The most efficiently computable semantics are \(\langle \mathsf {R},\cap \rangle \) and \(\langle \mathsf {R},\exists \rangle \) (equal to \(\langle \mathsf {CR},\exists \rangle \)). The \(\langle \mathsf {R},\cap \rangle \) semantics is the least productive semantics in the framework. However, if one considers the closure of the repairs to increase the productivity of \(\langle \mathsf {R},\cap \rangle \), i.e., \(\langle \mathsf {CR},\cap \rangle \), one obtains a semantics that computationally costs as the “natural” semantics \(\langle \mathsf {R},\forall \rangle \). At the opposite, \(\langle \mathsf {R},\exists \rangle \) may be considered as too adventurous and does not behave well from a rationality point of view since it produces conclusions that may be inconsistent with the ontology. More generally, universal and safe semantics satisfy the rationality properties for most modifiers, which is not the case of majority-based and existential semantics. In addition, for all semantics, \(\mathsf {RC}\) and \(\mathsf {MRC}\), which compute the closure of an inconsistent ABox, may lead to consider as plausible a conclusion with a contestable support, and since they do not seem to bring any advantage compared to other semantics, they should be discarded. Despite majority-based semantics do not fulfil some desirable logical properties, they remain interesting for several reasons: they are only slightly more complex to compute than universal semantics (w.r.t. the same modifier) while being more productive, without being as adventurous as existential semantics. Hence, they may be considered as a good tradeoff between both semantics when the universal semantics appear to be insufficiently productive. We also recall that majority-based semantics behave better from a logical viewpoint when they are restricted to DL-Lite\(_{\mathcal R}\) (and more generally, when the ontological language ensures that the size of the conflicts is at most two). Regarding the use of cardinality, cardinality-based modifiers can be used to counteract troublesome assertions that conflict with many others, however they behave strangely when the cardinality criterion is applied to closed repairs.

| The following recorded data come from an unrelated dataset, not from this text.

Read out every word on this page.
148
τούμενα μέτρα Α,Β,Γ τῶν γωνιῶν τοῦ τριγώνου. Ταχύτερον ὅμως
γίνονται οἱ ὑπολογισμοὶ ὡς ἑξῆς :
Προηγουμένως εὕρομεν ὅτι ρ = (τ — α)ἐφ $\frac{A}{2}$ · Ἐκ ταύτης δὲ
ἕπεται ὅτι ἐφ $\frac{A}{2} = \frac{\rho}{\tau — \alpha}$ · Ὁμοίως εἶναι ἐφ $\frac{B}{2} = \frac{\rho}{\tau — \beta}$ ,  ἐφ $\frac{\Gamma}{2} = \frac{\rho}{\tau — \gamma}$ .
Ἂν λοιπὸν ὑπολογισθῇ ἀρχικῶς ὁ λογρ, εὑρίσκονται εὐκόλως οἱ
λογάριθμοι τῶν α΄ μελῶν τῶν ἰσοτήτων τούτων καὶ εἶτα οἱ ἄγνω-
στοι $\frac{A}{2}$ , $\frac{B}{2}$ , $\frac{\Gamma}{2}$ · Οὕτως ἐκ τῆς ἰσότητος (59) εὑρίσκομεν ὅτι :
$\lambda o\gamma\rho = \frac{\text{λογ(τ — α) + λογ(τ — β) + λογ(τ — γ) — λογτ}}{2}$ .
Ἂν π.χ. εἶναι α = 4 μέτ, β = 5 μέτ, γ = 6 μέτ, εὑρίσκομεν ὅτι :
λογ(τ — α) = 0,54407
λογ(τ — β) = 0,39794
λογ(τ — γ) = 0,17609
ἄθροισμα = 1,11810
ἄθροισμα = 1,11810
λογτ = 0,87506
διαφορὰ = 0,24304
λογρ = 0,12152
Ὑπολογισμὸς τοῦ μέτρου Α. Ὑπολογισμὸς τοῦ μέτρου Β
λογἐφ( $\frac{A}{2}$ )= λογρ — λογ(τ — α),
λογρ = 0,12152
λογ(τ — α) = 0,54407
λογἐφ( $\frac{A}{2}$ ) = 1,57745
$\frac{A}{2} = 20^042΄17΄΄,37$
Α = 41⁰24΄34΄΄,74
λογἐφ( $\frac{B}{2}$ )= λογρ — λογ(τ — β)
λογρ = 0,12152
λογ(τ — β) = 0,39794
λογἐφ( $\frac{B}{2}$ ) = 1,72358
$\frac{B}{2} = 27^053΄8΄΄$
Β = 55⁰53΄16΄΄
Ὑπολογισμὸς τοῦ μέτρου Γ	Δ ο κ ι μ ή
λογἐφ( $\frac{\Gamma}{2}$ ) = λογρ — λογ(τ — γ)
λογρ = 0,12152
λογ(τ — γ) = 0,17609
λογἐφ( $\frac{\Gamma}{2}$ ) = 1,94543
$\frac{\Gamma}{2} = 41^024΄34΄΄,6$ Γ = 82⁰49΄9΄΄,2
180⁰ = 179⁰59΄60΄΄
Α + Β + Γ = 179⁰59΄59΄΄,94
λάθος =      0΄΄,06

In summary, no semantics appears to outperform all the others in all of the considered criteria. Selecting a semantics means selecting a suitable tradeoff between productivity (or, inversely, cautiousness), satisfaction of rationality properties and computational complexity. We believe that this choice depends on the applicative context.

In a future work, new semantics could be considered within the unified framework, like no-objection semantics [4]. Besides, the study of rationality properties could be extended to other properties, and the exact complexity of several semantics remains an open issue.